Amazon CEO Andy Jassy recently told employees that those who do not want to return to the office at least three days a week should consider finding employment elsewhere. According to a recording obtained by Insider, Jassy stated “It’s past the time to disagree and commit,” adding that if employees cannot commit to the new hybrid work model, “it’s probably not going to work out for you at Amazon.” He characterized the decision to have employees return to the office part-time as a “judgment call.” Notably, Jassy said employees are free to leave if they do not want to comply with the hybrid work requirement. This makes clear that Amazon has not changed its stance on returning to office work despite some employees preferring full remote arrangements.
Regardless of the cause of the productivity boost, full time WFH will come at the expense of training young (or new to the field) employees.

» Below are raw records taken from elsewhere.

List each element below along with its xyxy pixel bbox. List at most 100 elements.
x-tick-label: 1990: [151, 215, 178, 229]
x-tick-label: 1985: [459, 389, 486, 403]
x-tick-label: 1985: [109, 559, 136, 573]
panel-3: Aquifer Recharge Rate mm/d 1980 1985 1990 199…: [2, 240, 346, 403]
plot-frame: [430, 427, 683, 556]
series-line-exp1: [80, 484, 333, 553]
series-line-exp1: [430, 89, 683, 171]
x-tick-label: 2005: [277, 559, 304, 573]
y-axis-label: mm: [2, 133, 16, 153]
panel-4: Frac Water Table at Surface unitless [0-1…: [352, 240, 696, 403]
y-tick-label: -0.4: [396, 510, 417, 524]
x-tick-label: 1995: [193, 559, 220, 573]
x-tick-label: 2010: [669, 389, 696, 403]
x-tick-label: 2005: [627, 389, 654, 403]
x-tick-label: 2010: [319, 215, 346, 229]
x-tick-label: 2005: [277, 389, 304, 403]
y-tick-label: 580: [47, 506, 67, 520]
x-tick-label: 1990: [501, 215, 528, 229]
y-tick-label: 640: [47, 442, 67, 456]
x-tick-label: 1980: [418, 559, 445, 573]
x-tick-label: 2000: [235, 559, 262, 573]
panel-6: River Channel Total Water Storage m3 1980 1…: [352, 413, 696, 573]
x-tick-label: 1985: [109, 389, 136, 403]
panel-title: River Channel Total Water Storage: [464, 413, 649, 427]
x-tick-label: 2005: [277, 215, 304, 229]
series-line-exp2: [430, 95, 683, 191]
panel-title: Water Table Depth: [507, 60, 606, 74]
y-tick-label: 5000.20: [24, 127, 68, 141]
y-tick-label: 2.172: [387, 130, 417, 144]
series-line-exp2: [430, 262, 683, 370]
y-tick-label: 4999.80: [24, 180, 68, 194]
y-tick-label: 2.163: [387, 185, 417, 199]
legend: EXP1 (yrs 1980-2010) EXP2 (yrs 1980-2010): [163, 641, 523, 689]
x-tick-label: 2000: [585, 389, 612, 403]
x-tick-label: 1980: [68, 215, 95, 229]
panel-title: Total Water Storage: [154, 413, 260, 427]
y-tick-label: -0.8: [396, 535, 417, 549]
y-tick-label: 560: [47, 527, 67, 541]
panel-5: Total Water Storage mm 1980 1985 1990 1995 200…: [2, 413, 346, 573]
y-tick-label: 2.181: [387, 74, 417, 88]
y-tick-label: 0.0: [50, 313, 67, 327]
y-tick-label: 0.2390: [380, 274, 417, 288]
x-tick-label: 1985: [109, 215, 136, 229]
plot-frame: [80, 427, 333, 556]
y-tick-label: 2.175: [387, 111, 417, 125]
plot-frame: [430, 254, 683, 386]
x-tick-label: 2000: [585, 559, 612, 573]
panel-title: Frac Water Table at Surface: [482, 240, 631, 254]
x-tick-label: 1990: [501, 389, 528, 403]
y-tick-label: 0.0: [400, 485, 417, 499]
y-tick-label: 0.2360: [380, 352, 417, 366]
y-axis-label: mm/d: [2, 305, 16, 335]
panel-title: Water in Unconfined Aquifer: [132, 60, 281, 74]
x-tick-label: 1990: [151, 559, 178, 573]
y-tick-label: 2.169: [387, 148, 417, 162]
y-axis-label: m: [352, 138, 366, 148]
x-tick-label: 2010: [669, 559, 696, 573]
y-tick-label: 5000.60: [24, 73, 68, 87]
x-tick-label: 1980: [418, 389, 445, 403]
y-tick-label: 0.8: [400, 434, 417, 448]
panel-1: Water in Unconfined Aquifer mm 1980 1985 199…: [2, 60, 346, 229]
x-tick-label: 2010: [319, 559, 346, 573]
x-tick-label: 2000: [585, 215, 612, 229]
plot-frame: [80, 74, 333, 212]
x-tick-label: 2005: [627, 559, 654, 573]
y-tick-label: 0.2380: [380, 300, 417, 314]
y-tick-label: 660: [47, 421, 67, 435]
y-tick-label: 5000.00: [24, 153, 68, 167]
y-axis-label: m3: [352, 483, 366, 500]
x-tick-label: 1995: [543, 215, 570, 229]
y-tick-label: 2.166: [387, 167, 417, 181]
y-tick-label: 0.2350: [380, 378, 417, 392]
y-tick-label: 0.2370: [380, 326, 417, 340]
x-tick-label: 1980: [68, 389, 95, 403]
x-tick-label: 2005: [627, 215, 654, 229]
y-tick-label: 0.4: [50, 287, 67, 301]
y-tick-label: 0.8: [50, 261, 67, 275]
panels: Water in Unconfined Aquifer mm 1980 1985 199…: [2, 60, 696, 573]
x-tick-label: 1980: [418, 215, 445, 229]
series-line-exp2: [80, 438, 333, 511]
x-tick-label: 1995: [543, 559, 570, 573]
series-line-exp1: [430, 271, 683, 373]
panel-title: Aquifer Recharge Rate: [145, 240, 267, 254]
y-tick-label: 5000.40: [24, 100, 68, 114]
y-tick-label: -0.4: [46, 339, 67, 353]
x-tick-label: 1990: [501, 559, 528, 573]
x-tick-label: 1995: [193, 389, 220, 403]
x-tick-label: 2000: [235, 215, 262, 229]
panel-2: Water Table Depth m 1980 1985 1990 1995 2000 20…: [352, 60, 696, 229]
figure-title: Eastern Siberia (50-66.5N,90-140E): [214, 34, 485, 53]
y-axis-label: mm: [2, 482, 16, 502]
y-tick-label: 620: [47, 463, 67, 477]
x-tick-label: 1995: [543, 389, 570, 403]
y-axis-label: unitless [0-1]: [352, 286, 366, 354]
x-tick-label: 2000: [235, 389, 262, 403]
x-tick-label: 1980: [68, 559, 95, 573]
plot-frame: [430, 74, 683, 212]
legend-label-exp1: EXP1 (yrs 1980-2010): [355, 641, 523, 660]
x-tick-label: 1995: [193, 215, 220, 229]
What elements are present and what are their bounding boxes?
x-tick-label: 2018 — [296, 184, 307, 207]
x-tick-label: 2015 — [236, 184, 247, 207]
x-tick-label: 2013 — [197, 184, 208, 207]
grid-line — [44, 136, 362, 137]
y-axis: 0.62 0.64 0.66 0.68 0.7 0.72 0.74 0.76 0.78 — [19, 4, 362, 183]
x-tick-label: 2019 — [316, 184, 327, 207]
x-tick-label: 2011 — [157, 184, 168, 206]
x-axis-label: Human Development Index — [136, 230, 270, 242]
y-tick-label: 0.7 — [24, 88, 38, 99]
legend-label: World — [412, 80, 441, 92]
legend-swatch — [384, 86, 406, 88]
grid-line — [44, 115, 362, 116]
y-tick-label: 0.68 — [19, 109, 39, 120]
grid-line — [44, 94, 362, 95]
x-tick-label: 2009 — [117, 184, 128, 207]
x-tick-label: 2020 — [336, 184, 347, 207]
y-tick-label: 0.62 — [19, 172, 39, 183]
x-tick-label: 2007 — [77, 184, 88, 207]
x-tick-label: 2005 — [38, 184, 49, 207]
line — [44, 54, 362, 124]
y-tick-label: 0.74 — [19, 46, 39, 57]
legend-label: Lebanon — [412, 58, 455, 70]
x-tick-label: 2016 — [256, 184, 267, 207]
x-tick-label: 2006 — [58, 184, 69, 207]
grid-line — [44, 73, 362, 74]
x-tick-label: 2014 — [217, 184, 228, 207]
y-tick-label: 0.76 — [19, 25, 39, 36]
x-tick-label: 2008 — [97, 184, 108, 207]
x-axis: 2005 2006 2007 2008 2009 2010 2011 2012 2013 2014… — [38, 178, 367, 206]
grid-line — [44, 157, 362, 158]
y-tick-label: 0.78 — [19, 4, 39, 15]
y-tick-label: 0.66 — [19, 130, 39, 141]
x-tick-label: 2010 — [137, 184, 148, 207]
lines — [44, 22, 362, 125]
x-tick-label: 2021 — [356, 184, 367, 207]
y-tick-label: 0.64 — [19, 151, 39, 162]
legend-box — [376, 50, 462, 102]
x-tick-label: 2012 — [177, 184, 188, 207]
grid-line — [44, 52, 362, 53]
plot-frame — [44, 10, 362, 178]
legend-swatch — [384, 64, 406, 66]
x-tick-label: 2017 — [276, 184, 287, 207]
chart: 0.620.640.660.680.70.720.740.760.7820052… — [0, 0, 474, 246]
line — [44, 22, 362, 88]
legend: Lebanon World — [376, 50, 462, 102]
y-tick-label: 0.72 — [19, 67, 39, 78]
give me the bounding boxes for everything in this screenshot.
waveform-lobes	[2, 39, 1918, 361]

Employers these days don’t bother with that any more, so that doesn’t explain it.
Google just told me that three million people graduate from college each year full of technical knowledge but with effectively zero workplace skills and more than 5 out of 6 get jobs. All those people pretty much need to be trained from scratch. Does it affect every workplace? No. But for the vast majority of large companies there is a constant flow of fresh blood they need to beat into the corporate mold.
1 out of every 6 college graduates not getting a job is a full-blown jobs crisis.
“In the first six months post graduation”, is the qualifier to that stat, I believe
When I was a kid, a college degree was a job ticket, so that’s still seriously alarming.